Erin Hames, Perdue’s policy director, landed at the Department of Education as chief of staff. Her salary working for the governor was $74,800 last year. With the DOE this year, it’s $144,200. However, a DOE official said last week that she has been asked to resign as a new school superintendent takes over in January.

There's a nice, long list in the article of folks who got a very nice new job courtesy of Perdue.

Anonymous said...

Mr.Barge is part of the race to the bottom and we are "winning".

Anonymous said...

Not sure where to post this but more "good" news (NOT!) from about education and our newly elected Governor - says something about how much education is valued in our state, doesn't it?

Deal Says More Education Spending Cuts Likely
Posted: 6:33 am EST December 8, 2010
Updated: 7:11 am EST December 8, 2010

ATLANTA -- Georgia's incoming governor has said that state budget woes may require further cuts in education spending.

Gov.-elect Nathan Deal said that the state's lottery-funded HOPE scholarship can't continue on its current path and drastic measures may be needed to save it.

The Georgia Student Finance Commission, which oversees HOPE, projects a roughly $244 million shortfall for this fiscal year and estimates the shortfall for fiscal year 2012 at $317 million.

Deal said the book allowance will likely be ended and grants for students to take remedial programs in college could be cut.

Deal didn't provide specifics on cuts to K-12 funding but said a lot of "tough choices" will need to be made.

Anonymous said...

The problem with the funding is that schools are not spending the funds that they already have in an effective and efficient way.
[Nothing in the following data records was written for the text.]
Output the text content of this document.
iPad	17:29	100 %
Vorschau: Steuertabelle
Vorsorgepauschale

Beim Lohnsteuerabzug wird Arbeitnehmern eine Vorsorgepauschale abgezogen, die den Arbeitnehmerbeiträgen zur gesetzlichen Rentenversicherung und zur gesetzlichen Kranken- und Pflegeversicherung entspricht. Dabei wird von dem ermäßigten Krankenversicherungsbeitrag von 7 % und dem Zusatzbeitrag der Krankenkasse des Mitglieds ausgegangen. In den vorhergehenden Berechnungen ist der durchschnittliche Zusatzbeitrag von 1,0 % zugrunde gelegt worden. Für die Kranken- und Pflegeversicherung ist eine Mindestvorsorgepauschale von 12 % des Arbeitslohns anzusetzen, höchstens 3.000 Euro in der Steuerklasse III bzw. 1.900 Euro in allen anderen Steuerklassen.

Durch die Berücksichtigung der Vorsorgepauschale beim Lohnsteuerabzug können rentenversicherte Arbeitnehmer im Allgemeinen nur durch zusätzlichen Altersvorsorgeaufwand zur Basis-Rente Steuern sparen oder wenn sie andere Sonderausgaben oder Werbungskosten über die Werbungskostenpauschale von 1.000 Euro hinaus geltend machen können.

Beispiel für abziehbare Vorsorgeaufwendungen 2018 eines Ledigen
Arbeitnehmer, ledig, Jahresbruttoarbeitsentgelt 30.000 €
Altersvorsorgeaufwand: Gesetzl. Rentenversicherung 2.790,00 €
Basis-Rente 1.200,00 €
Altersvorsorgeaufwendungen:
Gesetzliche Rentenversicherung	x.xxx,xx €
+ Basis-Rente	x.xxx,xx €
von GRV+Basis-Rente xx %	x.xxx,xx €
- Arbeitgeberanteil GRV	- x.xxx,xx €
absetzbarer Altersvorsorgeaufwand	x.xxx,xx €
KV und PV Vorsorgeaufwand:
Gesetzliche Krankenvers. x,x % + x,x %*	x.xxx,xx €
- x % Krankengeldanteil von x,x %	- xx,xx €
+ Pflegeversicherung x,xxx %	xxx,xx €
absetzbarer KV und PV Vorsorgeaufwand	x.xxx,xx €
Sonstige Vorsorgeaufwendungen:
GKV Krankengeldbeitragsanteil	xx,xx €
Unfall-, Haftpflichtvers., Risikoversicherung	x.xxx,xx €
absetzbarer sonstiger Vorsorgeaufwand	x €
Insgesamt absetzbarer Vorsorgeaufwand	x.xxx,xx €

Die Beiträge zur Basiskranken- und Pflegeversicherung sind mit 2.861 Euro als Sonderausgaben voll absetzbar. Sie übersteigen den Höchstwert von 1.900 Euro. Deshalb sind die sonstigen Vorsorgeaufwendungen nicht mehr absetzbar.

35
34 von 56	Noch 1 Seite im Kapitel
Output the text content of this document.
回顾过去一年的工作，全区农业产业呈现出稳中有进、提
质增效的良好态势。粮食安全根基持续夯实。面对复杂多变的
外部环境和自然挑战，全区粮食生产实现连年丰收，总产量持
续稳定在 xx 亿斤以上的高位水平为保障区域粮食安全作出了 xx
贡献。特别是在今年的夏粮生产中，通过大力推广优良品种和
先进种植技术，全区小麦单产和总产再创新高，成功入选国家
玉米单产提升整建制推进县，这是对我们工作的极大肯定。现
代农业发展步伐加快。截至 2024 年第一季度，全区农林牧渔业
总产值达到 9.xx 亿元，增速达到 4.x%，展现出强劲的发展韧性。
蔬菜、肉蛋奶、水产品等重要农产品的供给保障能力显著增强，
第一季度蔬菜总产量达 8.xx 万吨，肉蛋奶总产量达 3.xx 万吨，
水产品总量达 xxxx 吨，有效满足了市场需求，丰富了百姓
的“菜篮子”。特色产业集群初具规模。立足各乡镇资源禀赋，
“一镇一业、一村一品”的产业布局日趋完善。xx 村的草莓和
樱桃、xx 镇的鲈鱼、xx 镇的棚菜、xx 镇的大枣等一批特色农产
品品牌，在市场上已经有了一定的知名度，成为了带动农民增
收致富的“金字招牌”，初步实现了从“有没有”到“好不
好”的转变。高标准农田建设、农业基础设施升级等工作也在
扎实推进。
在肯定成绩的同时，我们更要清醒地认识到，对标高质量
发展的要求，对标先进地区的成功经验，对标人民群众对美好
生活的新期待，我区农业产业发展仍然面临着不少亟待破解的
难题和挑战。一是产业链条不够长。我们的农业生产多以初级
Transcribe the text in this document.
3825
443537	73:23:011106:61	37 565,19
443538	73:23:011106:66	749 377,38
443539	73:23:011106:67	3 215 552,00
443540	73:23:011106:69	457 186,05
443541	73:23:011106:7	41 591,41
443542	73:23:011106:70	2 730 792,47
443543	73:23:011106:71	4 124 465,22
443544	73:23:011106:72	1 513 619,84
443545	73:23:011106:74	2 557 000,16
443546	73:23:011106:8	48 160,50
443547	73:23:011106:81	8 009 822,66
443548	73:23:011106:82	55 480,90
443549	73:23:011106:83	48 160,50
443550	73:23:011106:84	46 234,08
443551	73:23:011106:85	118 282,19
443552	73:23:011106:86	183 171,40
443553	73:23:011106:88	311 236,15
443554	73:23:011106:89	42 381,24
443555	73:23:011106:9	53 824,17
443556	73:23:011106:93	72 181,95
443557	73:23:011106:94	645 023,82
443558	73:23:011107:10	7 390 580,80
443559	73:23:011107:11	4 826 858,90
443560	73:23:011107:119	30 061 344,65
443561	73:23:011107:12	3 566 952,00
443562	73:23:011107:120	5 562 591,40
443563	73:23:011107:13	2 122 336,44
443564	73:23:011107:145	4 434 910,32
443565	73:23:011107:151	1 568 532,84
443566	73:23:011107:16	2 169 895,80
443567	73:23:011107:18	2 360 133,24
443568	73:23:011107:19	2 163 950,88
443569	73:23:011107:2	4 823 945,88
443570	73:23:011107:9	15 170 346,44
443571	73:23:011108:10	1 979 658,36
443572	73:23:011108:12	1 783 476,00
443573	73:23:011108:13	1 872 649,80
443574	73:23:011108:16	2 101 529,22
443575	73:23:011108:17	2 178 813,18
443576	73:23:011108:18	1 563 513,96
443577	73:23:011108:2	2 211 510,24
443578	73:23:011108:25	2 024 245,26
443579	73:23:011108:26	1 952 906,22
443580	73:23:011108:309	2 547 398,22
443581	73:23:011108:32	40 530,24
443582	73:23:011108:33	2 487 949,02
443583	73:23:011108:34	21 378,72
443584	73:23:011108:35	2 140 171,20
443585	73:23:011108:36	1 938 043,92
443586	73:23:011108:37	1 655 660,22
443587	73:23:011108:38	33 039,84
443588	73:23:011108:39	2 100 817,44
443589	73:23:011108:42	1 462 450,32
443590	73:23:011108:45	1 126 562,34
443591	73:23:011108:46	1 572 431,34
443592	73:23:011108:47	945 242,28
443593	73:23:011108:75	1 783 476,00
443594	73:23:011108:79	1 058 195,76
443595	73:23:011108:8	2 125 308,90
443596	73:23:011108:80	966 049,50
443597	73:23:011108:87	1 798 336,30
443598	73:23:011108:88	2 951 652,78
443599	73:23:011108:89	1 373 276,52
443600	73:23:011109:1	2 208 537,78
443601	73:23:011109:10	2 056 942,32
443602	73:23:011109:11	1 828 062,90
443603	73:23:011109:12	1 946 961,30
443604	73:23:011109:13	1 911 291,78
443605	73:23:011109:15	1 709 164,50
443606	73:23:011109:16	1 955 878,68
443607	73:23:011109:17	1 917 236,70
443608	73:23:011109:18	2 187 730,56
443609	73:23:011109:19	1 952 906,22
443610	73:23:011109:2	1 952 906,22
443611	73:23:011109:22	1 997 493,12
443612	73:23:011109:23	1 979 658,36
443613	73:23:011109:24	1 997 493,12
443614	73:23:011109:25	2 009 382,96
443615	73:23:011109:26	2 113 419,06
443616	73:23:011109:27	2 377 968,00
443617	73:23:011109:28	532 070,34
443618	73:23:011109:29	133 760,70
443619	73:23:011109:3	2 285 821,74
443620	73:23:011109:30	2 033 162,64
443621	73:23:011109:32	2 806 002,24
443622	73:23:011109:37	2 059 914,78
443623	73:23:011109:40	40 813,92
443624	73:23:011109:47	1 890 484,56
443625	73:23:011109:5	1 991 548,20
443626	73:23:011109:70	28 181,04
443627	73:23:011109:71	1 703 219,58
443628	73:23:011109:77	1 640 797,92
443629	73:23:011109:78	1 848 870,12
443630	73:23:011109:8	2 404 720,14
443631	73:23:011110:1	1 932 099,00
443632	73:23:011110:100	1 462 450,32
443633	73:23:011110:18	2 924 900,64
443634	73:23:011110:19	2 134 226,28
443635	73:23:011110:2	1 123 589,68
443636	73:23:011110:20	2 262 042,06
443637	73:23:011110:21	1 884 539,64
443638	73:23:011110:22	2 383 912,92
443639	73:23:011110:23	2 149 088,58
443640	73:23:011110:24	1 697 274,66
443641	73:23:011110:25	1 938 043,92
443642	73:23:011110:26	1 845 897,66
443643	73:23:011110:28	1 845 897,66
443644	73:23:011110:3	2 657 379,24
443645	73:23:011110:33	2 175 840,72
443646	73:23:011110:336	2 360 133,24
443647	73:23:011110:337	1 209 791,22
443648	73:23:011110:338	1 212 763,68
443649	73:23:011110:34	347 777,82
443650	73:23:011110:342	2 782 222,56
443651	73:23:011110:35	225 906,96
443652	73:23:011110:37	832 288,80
You could not run a business with the top heavy, over paid administration staff and keep it going. Until schools get their spending in check, I do not blame the government for cutting funds as the money just isn't there.

Anonymous said...

There are small school systems in GA that don't have top heavy central offices that are so poor that they have cut student school days. Do you know that there are counties where a SPLOST doesn't raise enough funds in 5 years to even begin to build a school? There are lots of really poor parts of GA.

Barge will be no help. He won't advocate, he won't argue and he won't say that enough is enough.